Lebih dari itu, saya kira kita memang perlu
melirik demokrasi dalam kacamata pemerataan. Apakah demokrasi elektoral sudah
menyebar secara merata ke seluruh Indonesia dalam makna nan substantif atau
belum. Karena ternyata dari data yang ada, ada sekira 19 daerah yang akan
melangsungkan Pilkada kali ini mengalami defisit calon pemimpin. Di setiap
daerah tersebut, satu pasangan kandidat digadang-gadang akan berhadapan head
to head dengan kotak kosong.
Lihat saja, beberapa hari lalu Komisi
Pemilihan Umum (KPU) telah memastikan Pilkada 2018 di 19 daerah hanya akan
diikuti satu pasang calon atau calon tunggal. Jumlah calon tunggal lawan
kotak kosong pada Pilkada tahun ini meningkat dari Pilkada 2017. Pada tahun
lalu, dari 101 daerah yang menggelar pilkada, hanya ada sembilan daerah yang
diikuti satu pasangan calon. Memang, dapat dipahami mengapa terjadi peningkatan.
Salah satunya karena jumlah daerah yang mengadakan pun jauh lebih banyak
dibanding dua pilkada serentak sebelumnya.
Lantas apa kira-kira yang dirasakan oleh
pasangan calon yang ternyata harus berhadapan dengan kotak kosong? Pertama,
pastilah bahagia karena kemenangan langsung ada di depan mata. Tidak perlu
banyak pengorbanan politik lagi, terutama logistik. Kedua adalah bangga.
Merasa tak tertandingi. Merasa sebagai the only king in the town. Sebenarnya
lucu juga, dalam sebuah mekanisme demokrasi justru yang lahir adalah calon
raja.
Tak ada yang berani menyemplungkan diri
untuk bertanding dengan mereka karena yang dilawan adalah raja, alias yang
merajai daerah tersebut. Bedanya tipis saja, dalam kerajaan tak mengenal
wakil raja. Tapi, di dalam demokrasi elektoral lokal, kandidat raja sepaket
dengan wakilnya. Dan, jangan-jangan semua inkubator kepemimpinan di daerah
tersebut diketuai oleh mereka pula. Atau, setidaknya, kandidat tunggal
tersebut satu-satunya patron politik untuk semua pemimpin organisasi-organisasi
(inkubator kepemimpinan) di daerah tersebut. Ini baru sekedar asumsi saya
alias sekedar "jangan-jangan" saja. Semoga tidak.
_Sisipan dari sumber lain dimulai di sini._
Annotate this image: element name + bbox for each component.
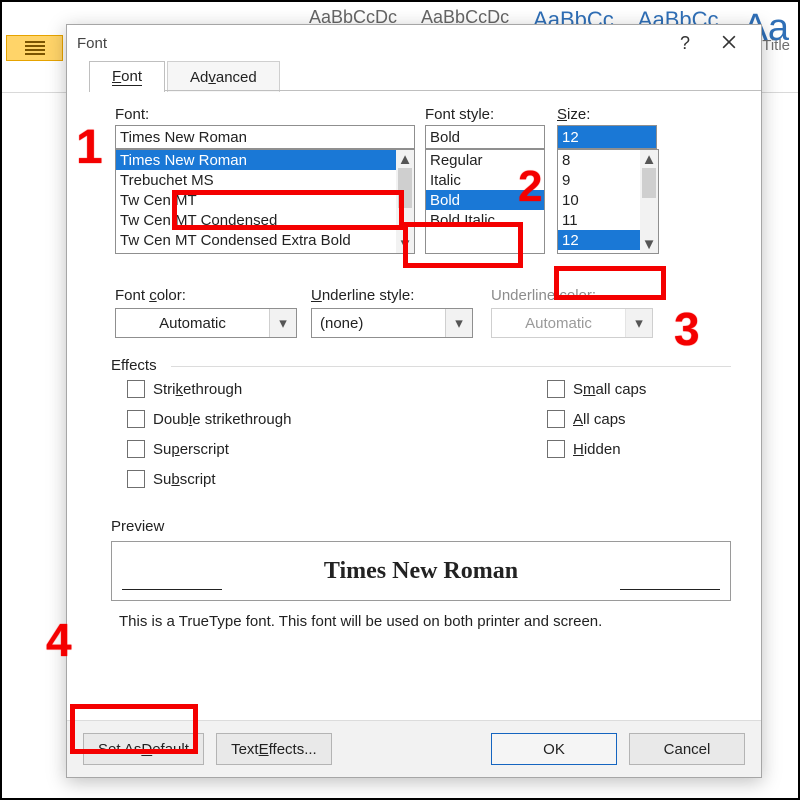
cancel-button[interactable]: Cancel [629, 733, 745, 765]
size-listbox[interactable]: 8 9 10 11 12 ▲ ▼ [557, 149, 659, 254]
all-caps-checkbox[interactable]: All caps [547, 410, 727, 428]
align-justify-button[interactable] [6, 35, 63, 61]
double-strikethrough-checkbox[interactable]: Double strikethrough [127, 410, 547, 428]
effects-section-title: Effects [111, 357, 731, 374]
font-list-item[interactable]: Tw Cen MT Condensed Extra Bold [116, 230, 414, 250]
font-style-input[interactable]: Bold [425, 125, 545, 149]
tab-advanced[interactable]: Advanced [167, 61, 280, 92]
font-color-dropdown[interactable]: Automatic ▾ [115, 308, 297, 338]
preview-box: Times New Roman [111, 541, 731, 601]
font-style-label: Font style: [425, 106, 545, 123]
text-effects-button[interactable]: Text Effects... [216, 733, 332, 765]
strikethrough-checkbox[interactable]: Strikethrough [127, 380, 547, 398]
close-icon [722, 33, 736, 54]
dialog-title: Font [77, 35, 107, 52]
preview-description: This is a TrueType font. This font will … [119, 613, 731, 630]
small-caps-checkbox[interactable]: Small caps [547, 380, 727, 398]
annotation-number-3: 3 [674, 302, 700, 356]
chevron-down-icon: ▾ [269, 309, 296, 337]
preview-section-title: Preview [111, 518, 731, 535]
font-input[interactable]: Times New Roman [115, 125, 415, 149]
annotation-number-4: 4 [46, 613, 72, 667]
scroll-up-icon[interactable]: ▲ [396, 150, 414, 168]
preview-sample-text: Times New Roman [324, 558, 518, 585]
annotation-ring-1 [172, 190, 404, 230]
subscript-checkbox[interactable]: Subscript [127, 470, 547, 488]
font-label: Font: [115, 106, 415, 123]
tab-font[interactable]: Font [89, 61, 165, 92]
chevron-down-icon: ▾ [445, 309, 472, 337]
ribbon-title-label: Title [762, 37, 790, 54]
underline-style-dropdown[interactable]: (none) ▾ [311, 308, 473, 338]
scroll-down-icon[interactable]: ▼ [640, 235, 658, 253]
size-label: Size: [557, 106, 657, 123]
hidden-checkbox[interactable]: Hidden [547, 440, 727, 458]
annotation-number-2: 2 [518, 162, 542, 212]
font-color-label: Font color: [115, 287, 305, 304]
size-list-scrollbar[interactable]: ▲ ▼ [640, 150, 658, 253]
dialog-tabs: Font Advanced [89, 61, 761, 91]
close-button[interactable] [707, 28, 751, 58]
annotation-ring-4 [70, 704, 198, 754]
font-dialog: Font ? Font Advanced Font: T [66, 24, 762, 778]
ok-button[interactable]: OK [491, 733, 617, 765]
help-button[interactable]: ? [663, 28, 707, 58]
annotation-ring-2 [403, 222, 523, 268]
superscript-checkbox[interactable]: Superscript [127, 440, 547, 458]
font-list-item[interactable]: Times New Roman [116, 150, 414, 170]
dialog-titlebar: Font ? [67, 25, 761, 61]
font-list-item[interactable]: Trebuchet MS [116, 170, 414, 190]
annotation-ring-3a [554, 266, 666, 300]
scroll-up-icon[interactable]: ▲ [640, 150, 658, 168]
chevron-down-icon: ▾ [625, 309, 652, 337]
underline-color-dropdown: Automatic ▾ [491, 308, 653, 338]
annotation-number-1: 1 [76, 120, 103, 175]
size-input[interactable]: 12 [557, 125, 657, 149]
underline-style-label: Underline style: [311, 287, 481, 304]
Dan, yang ketiga...ya, semestinya ada jenis
perasaan ketiga yang dirasakan oleh kandidat yang akan berhadapan dengan kota
kosong, yakni malu. Kata yang saya asumsikan di awal tulisan ini. Mengapa?
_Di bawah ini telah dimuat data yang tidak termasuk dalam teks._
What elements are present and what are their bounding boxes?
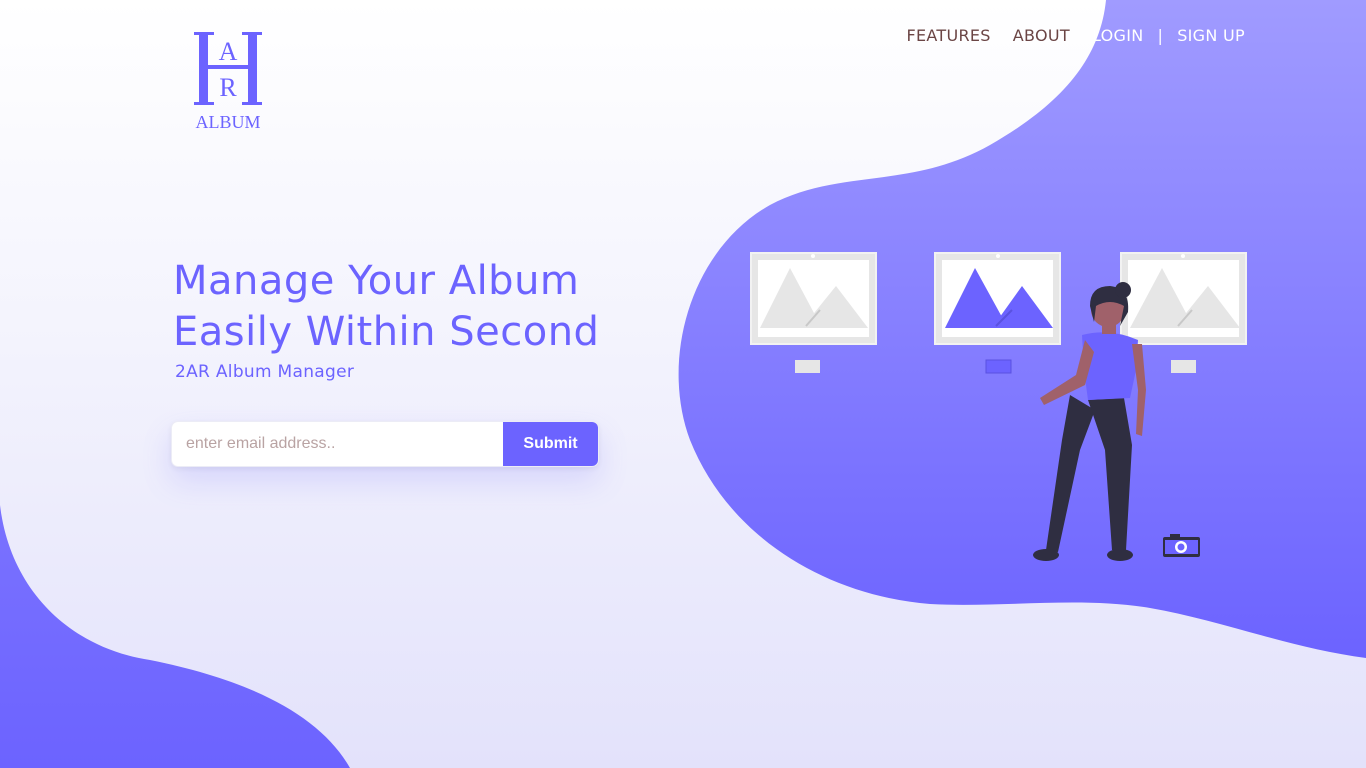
left-blob [0,505,350,768]
hero-title: Manage Your Album Easily Within Second [173,258,600,355]
camera-icon [1163,534,1200,557]
email-input[interactable] [172,422,503,466]
logo-letter-a: A [219,37,238,66]
email-signup-form: Submit [171,421,599,467]
logo-text: ALBUM [195,112,260,132]
nav-signup-link[interactable]: SIGN UP [1177,26,1245,45]
nav-login-link[interactable]: LOGIN [1092,26,1144,45]
nav-about-link[interactable]: ABOUT [1013,26,1070,45]
logo-letter-r: R [219,73,237,102]
picture-frame-left [750,252,877,373]
main-nav: FEATURES ABOUT LOGIN | SIGN UP [906,26,1245,45]
logo[interactable]: A R ALBUM [186,28,270,132]
nav-features-link[interactable]: FEATURES [906,26,990,45]
picture-frame-center [934,252,1061,374]
submit-button[interactable]: Submit [503,422,598,466]
gallery-illustration [750,252,1247,561]
hero-subtitle: 2AR Album Manager [175,362,355,382]
nav-separator: | [1157,26,1164,45]
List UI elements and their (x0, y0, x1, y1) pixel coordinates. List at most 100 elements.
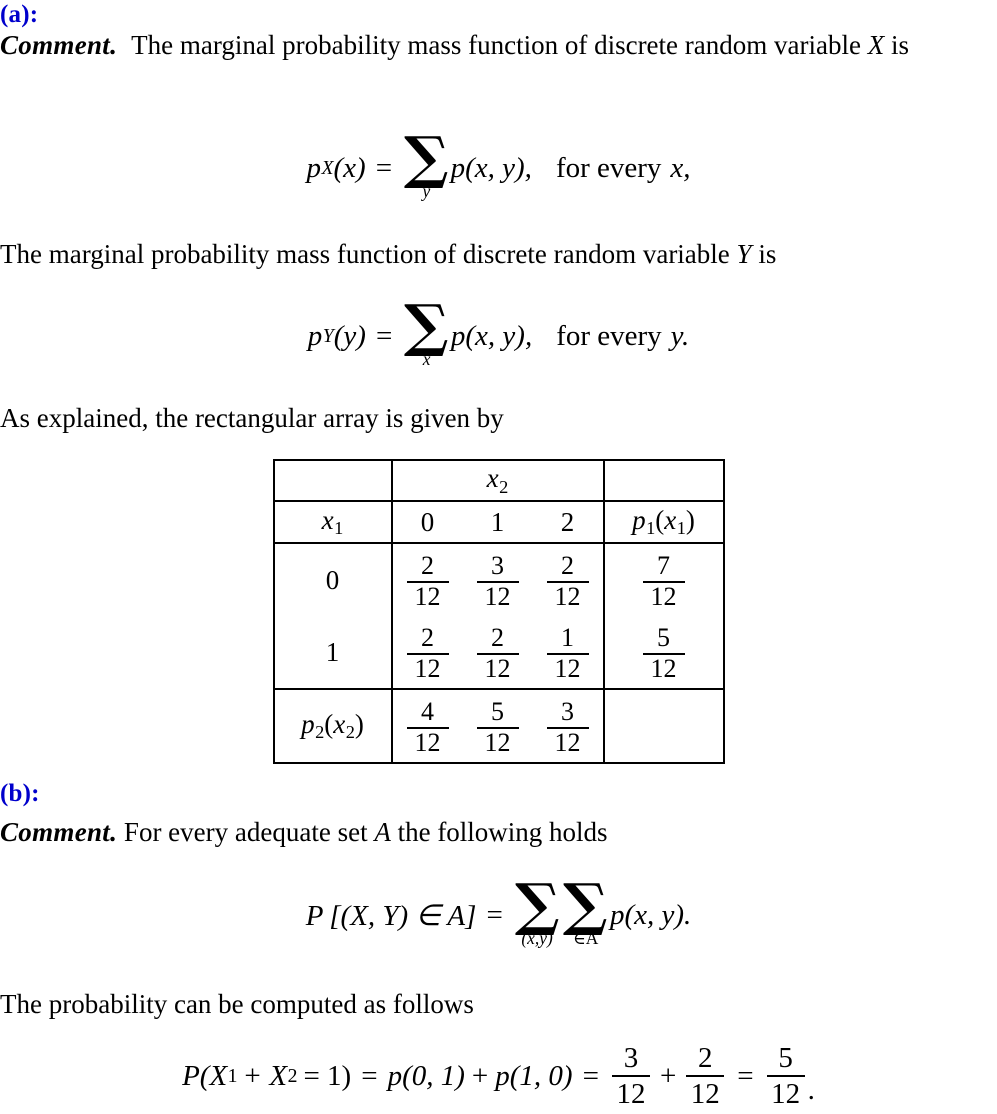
cell-footer-c1: 5 12 (462, 688, 533, 764)
numerator: 7 (657, 550, 670, 580)
cell-column-header-1: 1 (462, 500, 533, 543)
eq4-lhs-plus: + X (242, 1059, 288, 1092)
eq1-condition-var: x, (670, 151, 691, 184)
section-a-line-3: As explained, the rectangular array is g… (0, 400, 997, 437)
denominator: 12 (484, 581, 511, 611)
section-a-line-3-text: As explained, the rectangular array is g… (0, 403, 504, 433)
eq3-equals: = (486, 898, 503, 931)
numerator: 5 (778, 1041, 793, 1074)
table-footer-row: p2(x2) 4 12 5 12 3 12 (272, 688, 725, 764)
cell-value-r1c1: 2 12 (463, 616, 533, 689)
numerator: 2 (561, 550, 574, 580)
eq1-summand: p(x, y), (450, 151, 532, 184)
cell-corner-top-left (272, 459, 392, 501)
section-b-label: (b): (0, 781, 40, 806)
eq2-condition-var: y. (670, 319, 690, 352)
cell-header-x1: x1 (272, 500, 392, 543)
eq1-p: p (306, 151, 321, 184)
eq4-term-1: p(0, 1) (387, 1059, 465, 1092)
variable-X: X (867, 30, 885, 60)
denominator: 12 (554, 581, 581, 611)
equation-probability-set-A: P [(X, Y) ∈ A] = ∑ (x,y) ∑ ∈A p(x, y). (0, 876, 997, 954)
numerator: 3 (623, 1041, 639, 1074)
eq4-fraction-2: 2 12 (686, 1042, 725, 1109)
section-b-intro-text: For every adequate set (123, 817, 368, 847)
eq3-summation-outer: ∑ (x,y) (515, 876, 560, 948)
eq1-condition: for every (555, 151, 662, 184)
section-a-label-text: (a): (0, 1, 39, 28)
cell-value-r1c0: 2 12 (390, 616, 463, 689)
eq3-summand: p(x, y). (609, 898, 692, 931)
eq4-period: . (807, 1074, 815, 1107)
numerator: 3 (561, 696, 574, 726)
cell-footer-label-p2: p2(x2) (272, 688, 392, 764)
header-x1-subscript: 1 (334, 518, 344, 539)
cell-value-r0c2: 2 12 (532, 542, 604, 616)
eq2-argument: (y) (333, 319, 366, 352)
section-b-line-after: The probability can be computed as follo… (0, 986, 997, 1023)
cell-header-x2: x2 (390, 459, 604, 501)
eq4-plus-1: + (471, 1059, 489, 1092)
cell-column-header-2: 2 (532, 500, 604, 543)
footer-p2-arg-subscript: 2 (345, 722, 355, 743)
fraction-bar (611, 1075, 650, 1077)
denominator: 12 (771, 1078, 801, 1110)
eq1-argument: (x) (333, 151, 366, 184)
cell-footer-c0: 4 12 (390, 688, 463, 764)
eq4-fraction-3: 5 12 (766, 1041, 805, 1110)
table-header-row-values: x1 0 1 2 p1(x1) (272, 500, 725, 543)
denominator: 12 (650, 581, 677, 611)
eq4-plus-2: + (659, 1059, 677, 1092)
cell-row-label-0: 0 (272, 542, 392, 616)
denominator: 12 (650, 653, 677, 683)
eq2-p-subscript: Y (322, 324, 334, 347)
eq2-p: p (307, 319, 323, 352)
numerator: 1 (561, 622, 574, 652)
eq4-equals-3: = (737, 1059, 754, 1092)
footer-p2-arg: x (333, 708, 346, 739)
header-p1-arg: x (664, 504, 677, 535)
footer-p2-label: p (301, 708, 315, 739)
sigma-icon: ∑ (403, 124, 449, 191)
numerator: 3 (491, 550, 504, 580)
header-x2-subscript: 2 (499, 476, 509, 497)
section-a-intro-text-end: is (890, 30, 909, 60)
document-page: (a): Comment. The marginal probability ma… (0, 0, 997, 1114)
eq2-summand: p(x, y), (450, 319, 533, 352)
eq4-equals-1: = (361, 1059, 378, 1092)
denominator: 12 (484, 727, 511, 757)
eq4-equals-2: = (582, 1059, 599, 1092)
numerator: 4 (421, 696, 434, 726)
joint-pmf-table: x2 x1 0 1 2 p1(x1) 0 2 12 3 12 2 12 7 12… (272, 459, 725, 764)
fraction-bar (766, 1075, 805, 1077)
cell-value-r0c0: 2 12 (390, 542, 463, 616)
denominator: 12 (414, 727, 441, 757)
cell-footer-c2: 3 12 (532, 688, 604, 764)
denominator: 12 (414, 653, 441, 683)
eq4-fraction-1: 3 12 (611, 1041, 650, 1110)
section-a-line-2-end: is (758, 239, 777, 269)
eq3-lhs: P [(X, Y) ∈ A] (305, 899, 477, 932)
section-a-intro-paragraph: Comment. The marginal probability mass fu… (0, 27, 997, 64)
footer-p2-subscript: 2 (315, 722, 325, 743)
joint-pmf-table-wrap: x2 x1 0 1 2 p1(x1) 0 2 12 3 12 2 12 7 12… (0, 459, 997, 764)
denominator: 12 (554, 653, 581, 683)
eq4-lhs-sub2: 2 (287, 1064, 298, 1087)
numerator: 2 (421, 622, 434, 652)
comment-lead-a: Comment. (0, 30, 118, 60)
eq1-p-subscript: X (321, 156, 334, 179)
eq2-equals: = (375, 319, 393, 352)
eq3-summation-inner: ∑ ∈A (563, 871, 609, 948)
sigma-icon: ∑ (563, 871, 609, 938)
cell-column-header-0: 0 (390, 500, 463, 543)
eq1-summation: ∑ y (403, 124, 449, 201)
cell-marginal-r0: 7 12 (602, 542, 725, 616)
cell-value-r0c1: 3 12 (462, 542, 533, 616)
equation-marginal-x: p X (x) = ∑ y p(x, y), for every x, (0, 124, 997, 204)
header-x2-label: x (486, 463, 499, 494)
section-a-line-2-text: The marginal probability mass function o… (0, 239, 730, 269)
denominator: 12 (616, 1078, 646, 1110)
section-a-line-2: The marginal probability mass function o… (0, 236, 997, 273)
equation-final-computation: P(X 1 + X2 = 1) = p(0, 1) + p(1, 0) = 3 1… (0, 1038, 997, 1114)
cell-marginal-r1: 5 12 (602, 616, 725, 689)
Karena pertandingan yang seru adalah pertandingan yang dilakoni oleh dua atau
beberapa pihak dengan kapasitas kemampuan yang hampir sama (level playing
field). Ibarat memakai logika komparatif, harus apple to apple.
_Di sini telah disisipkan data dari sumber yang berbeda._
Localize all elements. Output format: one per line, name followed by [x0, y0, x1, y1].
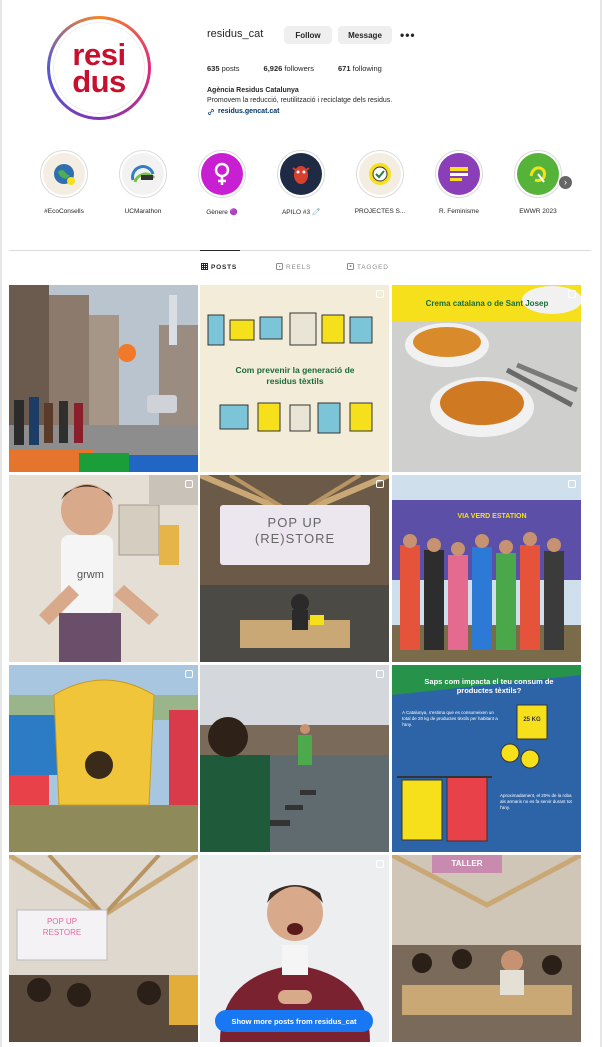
message-button[interactable]: Message [338, 26, 392, 44]
post-pop-up-restore-tent[interactable]: POP UP RESTORE [9, 855, 198, 1042]
logo-text-bottom: dus [72, 64, 126, 99]
reel-icon [376, 480, 384, 488]
bio-link-text: residus.gencat.cat [218, 108, 280, 115]
highlights-next-chevron-icon[interactable]: › [559, 176, 572, 189]
post-textile-waste-illustration[interactable]: Com prevenir la generació de residus tèx… [200, 285, 389, 472]
highlight-label: APILO #3 🧷 [281, 209, 321, 216]
following-label: following [352, 64, 382, 73]
highlight-label: R. Feminisme [438, 208, 480, 215]
bio-name: Agència Residus Catalunya [207, 87, 299, 94]
page-border-left [0, 0, 2, 1047]
followers-count: 6,926 [263, 64, 283, 73]
following-count: 671 [338, 64, 351, 73]
tab-tagged[interactable]: TAGGED [347, 263, 389, 272]
carousel-icon [185, 670, 193, 678]
stat-posts: 635 posts [207, 64, 240, 73]
female-symbol-icon [201, 153, 243, 195]
show-more-posts-button[interactable]: Show more posts from residus_cat [215, 1010, 373, 1032]
highlight-ecoconsells[interactable]: #EcoConsells [32, 150, 96, 215]
profile-stats: 635 posts 6,926 followers 671 following [207, 64, 382, 73]
profile-avatar[interactable]: resi dus [47, 16, 151, 120]
tile-sign-line2: (RE)STORE [254, 531, 336, 546]
followers-label: followers [284, 64, 315, 73]
creature-icon [280, 153, 322, 195]
highlight-label: PROJECTES S... [354, 208, 406, 215]
tile-banner: VIA VERD ESTATION [457, 513, 527, 520]
tile-headline: Saps com impacta el teu consum de produc… [424, 677, 554, 695]
highlight-label: UCMarathon [124, 208, 162, 215]
highlight-apilo[interactable]: APILO #3 🧷 [269, 150, 333, 216]
more-options-icon[interactable]: ••• [400, 28, 416, 42]
profile-username: residus_cat [207, 28, 264, 40]
ewwr-logo-icon [517, 153, 559, 195]
tagged-icon [347, 263, 354, 272]
tile-sign: TALLER [451, 859, 483, 868]
reel-icon [376, 670, 384, 678]
link-icon [207, 108, 215, 118]
story-highlights: #EcoConsells UCMarathon Gènere 🟣 APILO #… [32, 150, 578, 222]
poster-icon [438, 153, 480, 195]
stat-following[interactable]: 671 following [338, 64, 382, 73]
post-stepping-stones[interactable] [200, 665, 389, 852]
highlight-genere[interactable]: Gènere 🟣 [190, 150, 254, 216]
tab-tagged-label: TAGGED [357, 264, 389, 271]
post-inflatable[interactable] [9, 665, 198, 852]
follow-button[interactable]: Follow [284, 26, 332, 44]
posts-count: 635 [207, 64, 220, 73]
post-street-scene[interactable] [9, 285, 198, 472]
badge-icon [359, 153, 401, 195]
post-workshop[interactable]: TALLER [392, 855, 581, 1042]
highlight-ucmarathon[interactable]: UCMarathon [111, 150, 175, 215]
tab-posts[interactable]: POSTS [201, 263, 237, 272]
tab-posts-label: POSTS [211, 264, 238, 271]
tile-sign-line2: RESTORE [42, 928, 82, 937]
tabs-divider [9, 250, 591, 251]
reels-icon [276, 263, 283, 272]
tile-headline: Com prevenir la generació de residus tèx… [235, 365, 355, 386]
carousel-icon [376, 290, 384, 298]
tile-badge: 25 KG [523, 717, 541, 723]
tile-sign-line1: POP UP [46, 917, 78, 926]
post-crema-catalana[interactable]: Crema catalana o de Sant Josep [392, 285, 581, 472]
tile-caption: grwm [77, 569, 104, 581]
tile-headline: Crema catalana o de Sant Josep [425, 299, 549, 308]
marathon-logo-icon [122, 153, 164, 195]
tile-body-2: Aproximadament, el 20% de la roba als ar… [500, 793, 572, 810]
grid-icon [201, 263, 208, 272]
tab-reels[interactable]: REELS [276, 263, 311, 272]
highlight-projectes[interactable]: PROJECTES S... [348, 150, 412, 215]
post-group-photo[interactable]: VIA VERD ESTATION [392, 475, 581, 662]
reel-icon [376, 860, 384, 868]
bio-text: Promovem la reducció, reutilització i re… [207, 97, 393, 104]
post-pop-up-restore[interactable]: POP UP (RE)STORE [200, 475, 389, 662]
post-textile-consumption-infographic[interactable]: Saps com impacta el teu consum de produc… [392, 665, 581, 852]
highlight-label: Gènere 🟣 [206, 209, 238, 216]
active-tab-indicator [200, 250, 240, 251]
highlight-label: #EcoConsells [44, 208, 84, 215]
tab-reels-label: REELS [286, 264, 312, 271]
posts-label: posts [221, 64, 240, 73]
tile-body: A Catalunya, s'estima que es consumeixen… [402, 710, 498, 727]
stat-followers[interactable]: 6,926 followers [264, 64, 314, 73]
tile-sign-line1: POP UP [267, 515, 323, 530]
highlight-feminisme[interactable]: R. Feminisme [427, 150, 491, 215]
reel-icon [185, 480, 193, 488]
carousel-icon [568, 480, 576, 488]
highlight-label: EWWR 2023 [519, 208, 557, 215]
reel-icon [568, 290, 576, 298]
post-grwm-video[interactable]: grwm [9, 475, 198, 662]
globe-icon [43, 153, 85, 195]
bio-link[interactable]: residus.gencat.cat [207, 108, 279, 118]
Nah, lantas jika kandidat di 19 daerah
tersebut harus melawan kotak kosong, maka dalam logika komparatif di atas,
sang kandidat pun sebenarnya berbeda tipis dengan kotak kosong yang menjadi
lawannya. Atau, jika mau sedikit menyopankan bahasanya, maka bisa dimaknai
kotak kosong selevel dengan para kandidat di 19 daerah tadi.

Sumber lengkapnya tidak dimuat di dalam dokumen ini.